People reported higher levels of tolerance, with more people reporting comfort with a new neighbour who was different from them in some way. In particular, acceptance of mental illness increased with more people (from 54.8 percent to 57.9 percent) saying they were comfortable to live next to someone with a mental illness. However, people were also more likely to have experienced discrimination (20.9 percent, up from 17.4). Those who were more likely to experience discrimination were sexual minorities (38 percent), working aged disabled people (34.9 percent), and Māori (29.5 percent).

Source: Statistics New Zealand

Understandably, given containment measures for COVID-19 over the GSS period, face-to-face contact with family increased from 2018 to 2021 (from 60.2 percent to 63.3 percent), while face-to-face contact with friends decreased (73.7 percent to 69.6 percent).

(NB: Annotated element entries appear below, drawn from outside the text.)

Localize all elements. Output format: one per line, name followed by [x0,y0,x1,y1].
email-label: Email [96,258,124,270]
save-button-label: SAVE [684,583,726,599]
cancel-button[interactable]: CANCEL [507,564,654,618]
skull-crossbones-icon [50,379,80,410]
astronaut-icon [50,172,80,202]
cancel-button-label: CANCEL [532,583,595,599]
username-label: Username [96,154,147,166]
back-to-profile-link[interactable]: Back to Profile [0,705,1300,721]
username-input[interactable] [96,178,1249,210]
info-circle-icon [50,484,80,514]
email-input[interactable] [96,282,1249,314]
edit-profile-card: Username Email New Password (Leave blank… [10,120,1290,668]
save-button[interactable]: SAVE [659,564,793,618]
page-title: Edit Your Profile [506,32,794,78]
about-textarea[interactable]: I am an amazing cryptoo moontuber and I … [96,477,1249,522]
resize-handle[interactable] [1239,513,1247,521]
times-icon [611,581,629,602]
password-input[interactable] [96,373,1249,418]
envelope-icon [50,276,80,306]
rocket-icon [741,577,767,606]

However, overall more people said they’d felt lonely in the previous four weeks. Sole parents were more likely to feel lonely at least a little of the time compared to the total population (55.7 percent vs 43.4 percent).

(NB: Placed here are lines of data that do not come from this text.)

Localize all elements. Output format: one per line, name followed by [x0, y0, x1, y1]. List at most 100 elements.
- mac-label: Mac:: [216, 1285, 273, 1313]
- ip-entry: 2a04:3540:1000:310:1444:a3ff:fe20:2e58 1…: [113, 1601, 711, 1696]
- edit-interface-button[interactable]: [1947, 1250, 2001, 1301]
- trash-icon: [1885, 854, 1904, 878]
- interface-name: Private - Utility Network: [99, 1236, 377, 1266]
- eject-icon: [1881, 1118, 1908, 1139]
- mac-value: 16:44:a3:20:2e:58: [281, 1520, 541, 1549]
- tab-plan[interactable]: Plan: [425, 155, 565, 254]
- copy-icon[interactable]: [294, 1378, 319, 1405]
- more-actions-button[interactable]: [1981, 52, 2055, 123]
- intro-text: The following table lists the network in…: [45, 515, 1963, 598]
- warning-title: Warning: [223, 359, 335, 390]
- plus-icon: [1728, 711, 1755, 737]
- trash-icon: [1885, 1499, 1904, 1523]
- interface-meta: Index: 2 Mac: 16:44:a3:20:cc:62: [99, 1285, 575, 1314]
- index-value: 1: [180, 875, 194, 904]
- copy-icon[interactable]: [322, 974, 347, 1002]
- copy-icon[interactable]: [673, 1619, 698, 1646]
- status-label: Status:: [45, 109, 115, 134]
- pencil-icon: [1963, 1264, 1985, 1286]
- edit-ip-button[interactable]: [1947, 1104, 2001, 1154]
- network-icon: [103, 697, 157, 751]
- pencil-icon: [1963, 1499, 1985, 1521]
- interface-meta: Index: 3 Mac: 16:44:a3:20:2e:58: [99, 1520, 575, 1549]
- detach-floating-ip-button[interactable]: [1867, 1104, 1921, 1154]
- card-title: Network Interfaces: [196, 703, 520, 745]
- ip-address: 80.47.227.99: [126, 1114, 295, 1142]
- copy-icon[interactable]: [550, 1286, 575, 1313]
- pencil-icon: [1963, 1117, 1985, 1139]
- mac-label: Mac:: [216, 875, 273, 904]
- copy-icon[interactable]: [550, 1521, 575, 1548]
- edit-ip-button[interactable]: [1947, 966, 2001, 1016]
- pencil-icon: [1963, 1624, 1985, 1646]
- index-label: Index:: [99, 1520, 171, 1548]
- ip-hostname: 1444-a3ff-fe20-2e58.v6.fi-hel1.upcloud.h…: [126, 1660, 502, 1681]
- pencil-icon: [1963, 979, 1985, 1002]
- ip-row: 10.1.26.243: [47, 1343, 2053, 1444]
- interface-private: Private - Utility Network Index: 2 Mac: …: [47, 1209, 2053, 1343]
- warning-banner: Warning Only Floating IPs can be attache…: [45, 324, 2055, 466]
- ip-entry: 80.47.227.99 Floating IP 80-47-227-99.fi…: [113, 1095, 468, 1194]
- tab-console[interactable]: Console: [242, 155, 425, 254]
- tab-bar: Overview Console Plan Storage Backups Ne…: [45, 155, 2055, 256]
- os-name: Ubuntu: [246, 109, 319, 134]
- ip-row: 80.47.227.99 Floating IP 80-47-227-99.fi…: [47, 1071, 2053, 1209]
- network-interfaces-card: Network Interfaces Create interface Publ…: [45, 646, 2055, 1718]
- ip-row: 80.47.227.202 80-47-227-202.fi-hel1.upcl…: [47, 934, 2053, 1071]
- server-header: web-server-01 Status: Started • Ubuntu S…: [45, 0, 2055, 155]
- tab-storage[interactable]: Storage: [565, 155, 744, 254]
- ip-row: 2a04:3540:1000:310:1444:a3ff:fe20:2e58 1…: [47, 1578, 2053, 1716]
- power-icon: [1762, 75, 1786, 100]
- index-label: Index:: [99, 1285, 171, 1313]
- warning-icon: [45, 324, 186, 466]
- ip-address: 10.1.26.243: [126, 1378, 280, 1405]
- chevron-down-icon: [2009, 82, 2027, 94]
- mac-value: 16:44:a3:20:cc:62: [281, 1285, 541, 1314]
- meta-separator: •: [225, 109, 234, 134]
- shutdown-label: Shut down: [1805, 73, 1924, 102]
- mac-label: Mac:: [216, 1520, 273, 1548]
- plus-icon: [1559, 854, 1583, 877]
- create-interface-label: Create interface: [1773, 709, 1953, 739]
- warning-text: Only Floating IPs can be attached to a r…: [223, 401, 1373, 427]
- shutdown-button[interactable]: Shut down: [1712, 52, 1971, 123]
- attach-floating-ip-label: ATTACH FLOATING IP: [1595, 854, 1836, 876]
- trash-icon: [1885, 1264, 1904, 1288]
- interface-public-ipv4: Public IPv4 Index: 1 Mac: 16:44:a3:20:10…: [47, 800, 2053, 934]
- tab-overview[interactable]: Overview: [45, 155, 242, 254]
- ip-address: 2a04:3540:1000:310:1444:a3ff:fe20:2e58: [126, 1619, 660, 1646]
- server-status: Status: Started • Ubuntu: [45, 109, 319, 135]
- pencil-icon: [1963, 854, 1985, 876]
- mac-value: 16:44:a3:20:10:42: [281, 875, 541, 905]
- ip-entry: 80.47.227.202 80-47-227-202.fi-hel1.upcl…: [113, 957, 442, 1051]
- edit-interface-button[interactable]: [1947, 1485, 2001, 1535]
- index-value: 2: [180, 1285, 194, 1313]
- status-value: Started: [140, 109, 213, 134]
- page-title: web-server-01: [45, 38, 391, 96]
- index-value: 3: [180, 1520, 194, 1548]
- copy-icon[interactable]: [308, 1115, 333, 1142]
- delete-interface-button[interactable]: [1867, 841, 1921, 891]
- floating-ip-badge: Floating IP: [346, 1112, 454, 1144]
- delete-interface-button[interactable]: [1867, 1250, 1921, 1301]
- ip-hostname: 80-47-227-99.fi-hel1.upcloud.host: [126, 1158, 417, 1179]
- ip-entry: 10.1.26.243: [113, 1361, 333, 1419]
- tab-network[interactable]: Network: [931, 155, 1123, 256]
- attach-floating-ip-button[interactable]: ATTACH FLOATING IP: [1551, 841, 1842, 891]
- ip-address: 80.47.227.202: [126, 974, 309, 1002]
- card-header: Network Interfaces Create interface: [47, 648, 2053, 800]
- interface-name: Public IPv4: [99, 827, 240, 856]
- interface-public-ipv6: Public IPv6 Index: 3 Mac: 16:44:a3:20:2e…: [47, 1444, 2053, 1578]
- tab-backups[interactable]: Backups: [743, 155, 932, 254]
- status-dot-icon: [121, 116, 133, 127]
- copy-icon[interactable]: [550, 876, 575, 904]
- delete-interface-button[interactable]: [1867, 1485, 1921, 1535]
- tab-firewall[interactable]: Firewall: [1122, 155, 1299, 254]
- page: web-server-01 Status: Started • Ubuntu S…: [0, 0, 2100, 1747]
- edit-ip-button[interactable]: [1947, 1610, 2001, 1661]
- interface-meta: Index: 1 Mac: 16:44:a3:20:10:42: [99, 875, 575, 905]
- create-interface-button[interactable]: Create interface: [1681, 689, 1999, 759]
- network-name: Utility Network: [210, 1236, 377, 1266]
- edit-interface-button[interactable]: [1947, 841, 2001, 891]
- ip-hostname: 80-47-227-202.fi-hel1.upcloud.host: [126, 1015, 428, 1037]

There was a decrease in the number of people who rated their health as very good or excellent, from 55.3 percent in 2018 to 50.9 percent in 2021. Household income was a factor here – people with household incomes of $30,000 or less were far more likely to report fair or poor health. 

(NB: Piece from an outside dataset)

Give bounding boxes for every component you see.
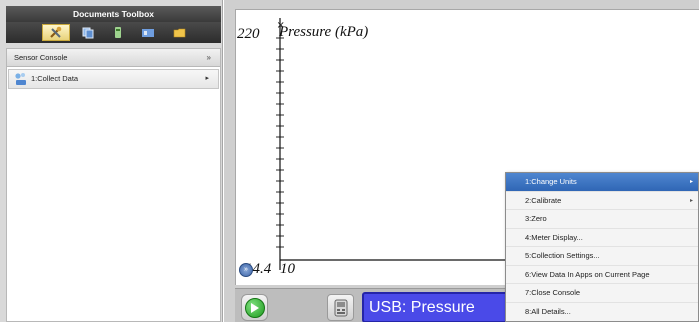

Housing affordability remained unchanged in 2021, with the same mean rating of 6.5. Renters were more likely to find their housing unaffordable (6.1) than those who owned their home (6.7). People living in their own home were twice as likely as renters to report good outcomes in health, felt less loneliness, and had enough money to meet everyday needs (24 percent vs 12 percent). Housing conditions improved overall, with 49.1 percent reporting their home was never colder than they would like, up from 45.4 percent in 2018.

While overall life satisfaction remains moderately high with a mean rating of 7.7, the same rating as in 2018, this is not the case for everyone. Life satisfaction was considerably lower for some groups, including:

  • Working aged disabled people (6.4)
  • Sole parents of dependent children (6.6)
  • Unemployed people (6.7)
  • People with a household income of less than $30,000 (7.1)
  • Sexual minorities (7.2) and LGBT+ people (7.1)
  • Māori (7.3).

It’s not all dark news though. Proficiency in te reo Māori universally increased from 2018:

  • 22.9 percent of Māori had te reo Māori as one of their first languages, up from 17.3 percent
  • The proportion of people able to speak more than a few words or phrases was 23.6 percent, up from 20 percent, with Pacific peoples reporting the strongest growth in fluency (45.3 percent up from 29.4 percent).

Support for te reo Māori use also increased, with over half of the people supporting te reo Māori being a core subject in primary schools, and being included in signage. People also agreed that the government should encourage and support the use of te reo Māori in everyday situations.

There were a number of new measures in the 2021 GSS, including:

  • Optimism for the future – How satisfied people expect to be with their life in five years’ time. Overall, people expect to feel more satisfied in the future than they currently do (mean rating 8.2), although optimism for the future decreases with age
  • Sense of control – How in control of their lives people feel they are. The baseline rating for this new wellbeing measure is 7.5. People on lower incomes, disabled people, and sexual minorities were all much less likely to feel in control of their lives
  • Positive and negative affect balance – How happy and how anxious a person was the previous day. The majority of people reported being more happy than anxious the previous day (82.1 percent), with 10.5 percent being more anxious, and 7.4 percent being neutral. Women were more likely than men to be more anxious than happy the previous day

NB: Data collection for the 2021 GSS began on 1 April 2021, a year after the first COVID-19 lockdown, and finished early, on 17 August 2021, due to the first community outbreak of the Delta variant. The 2021 GSS has a reduced sample size of 3,484 person responses, compared with approximately 8,000-8,500 for a normal 12-month collection. The resulting data is of good quality and representative of the total population. However the change in reference period and reduction in sample size place some limitations on its use, particularly for disaggregation.